Pour rappel, la DGMP s’articule autour de services aux niveaux central et déconcentré. En ce qui concerne le niveau central, il intègre la direction de la réglementation et des études, la direction de la passation des marchés publics, la direction de l’exécution des marchés publics et la direction de l’optimisation des marchés publics.
S’agissant des services au niveau déconcentré, il s’agit des cellules de passation des marchés et des délégations provinciales. Aussi, l’activité de passation des marchés est régulée par l’Agence de régulation des marchés créée en 2013.
Par ailleurs, le projet de décret portant réorganisation de la direction générale du budget et des finances publiques, vise à fluidifier l’organisation du travail et à rendre plus efficace les services.

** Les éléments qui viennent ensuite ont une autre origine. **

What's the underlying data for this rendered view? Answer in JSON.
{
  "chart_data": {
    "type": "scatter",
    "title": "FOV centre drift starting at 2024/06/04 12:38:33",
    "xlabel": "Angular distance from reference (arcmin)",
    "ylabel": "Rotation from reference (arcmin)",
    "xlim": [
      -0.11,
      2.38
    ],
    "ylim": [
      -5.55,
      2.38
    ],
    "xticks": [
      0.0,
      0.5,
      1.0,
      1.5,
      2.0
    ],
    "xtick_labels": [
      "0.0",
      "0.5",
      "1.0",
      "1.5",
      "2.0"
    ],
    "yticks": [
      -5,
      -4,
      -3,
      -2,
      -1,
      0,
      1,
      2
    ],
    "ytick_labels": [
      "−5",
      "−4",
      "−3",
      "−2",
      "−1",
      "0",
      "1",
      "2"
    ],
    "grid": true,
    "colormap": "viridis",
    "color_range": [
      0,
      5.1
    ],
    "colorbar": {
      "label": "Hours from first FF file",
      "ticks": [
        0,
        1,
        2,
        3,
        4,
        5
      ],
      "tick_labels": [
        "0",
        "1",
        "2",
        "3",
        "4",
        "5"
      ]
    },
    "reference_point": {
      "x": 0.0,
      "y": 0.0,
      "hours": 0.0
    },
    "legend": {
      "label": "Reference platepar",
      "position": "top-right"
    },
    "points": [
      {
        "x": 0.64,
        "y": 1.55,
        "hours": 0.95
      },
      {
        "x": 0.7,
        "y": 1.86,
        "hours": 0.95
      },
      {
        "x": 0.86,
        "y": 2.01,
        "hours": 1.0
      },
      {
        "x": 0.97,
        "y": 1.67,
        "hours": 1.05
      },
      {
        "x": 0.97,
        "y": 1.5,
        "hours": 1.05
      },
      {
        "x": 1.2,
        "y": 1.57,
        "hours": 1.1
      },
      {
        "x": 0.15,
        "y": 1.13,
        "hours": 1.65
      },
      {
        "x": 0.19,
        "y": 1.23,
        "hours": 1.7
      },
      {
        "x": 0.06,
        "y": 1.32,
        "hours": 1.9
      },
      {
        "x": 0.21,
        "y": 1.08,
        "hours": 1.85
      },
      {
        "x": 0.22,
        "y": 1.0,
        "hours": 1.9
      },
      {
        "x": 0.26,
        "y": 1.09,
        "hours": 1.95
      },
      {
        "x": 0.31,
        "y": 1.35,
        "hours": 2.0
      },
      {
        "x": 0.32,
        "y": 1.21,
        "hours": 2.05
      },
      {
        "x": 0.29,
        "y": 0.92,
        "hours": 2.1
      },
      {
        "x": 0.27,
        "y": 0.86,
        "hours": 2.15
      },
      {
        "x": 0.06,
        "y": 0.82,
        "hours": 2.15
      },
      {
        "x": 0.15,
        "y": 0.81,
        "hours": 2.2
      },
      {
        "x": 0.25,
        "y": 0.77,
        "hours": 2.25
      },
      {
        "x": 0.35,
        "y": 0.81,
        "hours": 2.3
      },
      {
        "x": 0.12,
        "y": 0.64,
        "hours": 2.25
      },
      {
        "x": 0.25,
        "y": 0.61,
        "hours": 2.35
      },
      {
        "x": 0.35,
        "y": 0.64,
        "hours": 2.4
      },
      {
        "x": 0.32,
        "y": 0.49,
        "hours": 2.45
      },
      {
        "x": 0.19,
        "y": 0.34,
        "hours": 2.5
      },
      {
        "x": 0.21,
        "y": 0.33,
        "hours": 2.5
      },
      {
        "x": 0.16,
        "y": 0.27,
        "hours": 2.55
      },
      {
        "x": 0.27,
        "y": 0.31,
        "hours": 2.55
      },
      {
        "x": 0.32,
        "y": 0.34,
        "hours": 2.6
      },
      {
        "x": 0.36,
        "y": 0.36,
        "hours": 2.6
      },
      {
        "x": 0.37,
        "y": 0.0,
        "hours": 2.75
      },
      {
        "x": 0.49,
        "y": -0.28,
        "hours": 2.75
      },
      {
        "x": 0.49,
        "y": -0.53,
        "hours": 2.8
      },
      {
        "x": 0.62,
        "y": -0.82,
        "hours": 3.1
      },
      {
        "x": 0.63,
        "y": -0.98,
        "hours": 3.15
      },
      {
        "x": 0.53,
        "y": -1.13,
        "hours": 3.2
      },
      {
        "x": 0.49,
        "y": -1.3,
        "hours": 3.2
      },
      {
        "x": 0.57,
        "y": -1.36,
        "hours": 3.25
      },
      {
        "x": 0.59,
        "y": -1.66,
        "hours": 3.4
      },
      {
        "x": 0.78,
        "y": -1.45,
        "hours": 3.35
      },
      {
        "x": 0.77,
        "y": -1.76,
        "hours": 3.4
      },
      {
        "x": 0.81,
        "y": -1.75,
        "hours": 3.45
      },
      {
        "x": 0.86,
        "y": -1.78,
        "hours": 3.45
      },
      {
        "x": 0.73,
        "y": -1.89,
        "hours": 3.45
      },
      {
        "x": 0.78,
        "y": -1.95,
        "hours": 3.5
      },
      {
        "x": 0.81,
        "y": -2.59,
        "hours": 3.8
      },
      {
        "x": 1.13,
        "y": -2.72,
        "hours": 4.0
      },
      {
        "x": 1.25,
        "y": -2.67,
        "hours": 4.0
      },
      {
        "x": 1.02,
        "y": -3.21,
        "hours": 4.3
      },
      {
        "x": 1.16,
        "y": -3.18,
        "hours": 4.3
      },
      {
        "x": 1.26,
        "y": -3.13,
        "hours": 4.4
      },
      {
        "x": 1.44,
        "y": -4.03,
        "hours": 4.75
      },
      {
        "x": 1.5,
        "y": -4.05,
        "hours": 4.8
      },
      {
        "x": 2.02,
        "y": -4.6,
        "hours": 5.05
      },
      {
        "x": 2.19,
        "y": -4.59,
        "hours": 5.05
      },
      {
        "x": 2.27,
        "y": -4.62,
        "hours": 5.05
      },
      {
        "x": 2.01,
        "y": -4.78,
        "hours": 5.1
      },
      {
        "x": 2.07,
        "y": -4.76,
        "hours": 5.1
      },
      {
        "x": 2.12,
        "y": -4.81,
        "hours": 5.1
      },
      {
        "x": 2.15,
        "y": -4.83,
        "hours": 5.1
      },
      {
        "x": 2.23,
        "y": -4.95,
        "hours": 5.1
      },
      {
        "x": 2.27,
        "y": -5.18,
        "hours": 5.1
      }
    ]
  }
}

A cet effet, la DGBFIP aura désormais pour mission de mettre en œuvre la politique budgétaire et des finances publiques de l’Etat. Ainsi, les aspects essentiels de cette réforme portent sur : la création d’une inspection des services, pour promouvoir et dynamiser les contrôles et audit internes ; l’introduction de nouvelles missions, en matière d’évaluation des risques budgétaires, de programmation des investissements et de surveillance financière des établissements publics de l’Etat conformément aux recommandations des partenaires techniques et la suppression des missions relatives aux marchés publics.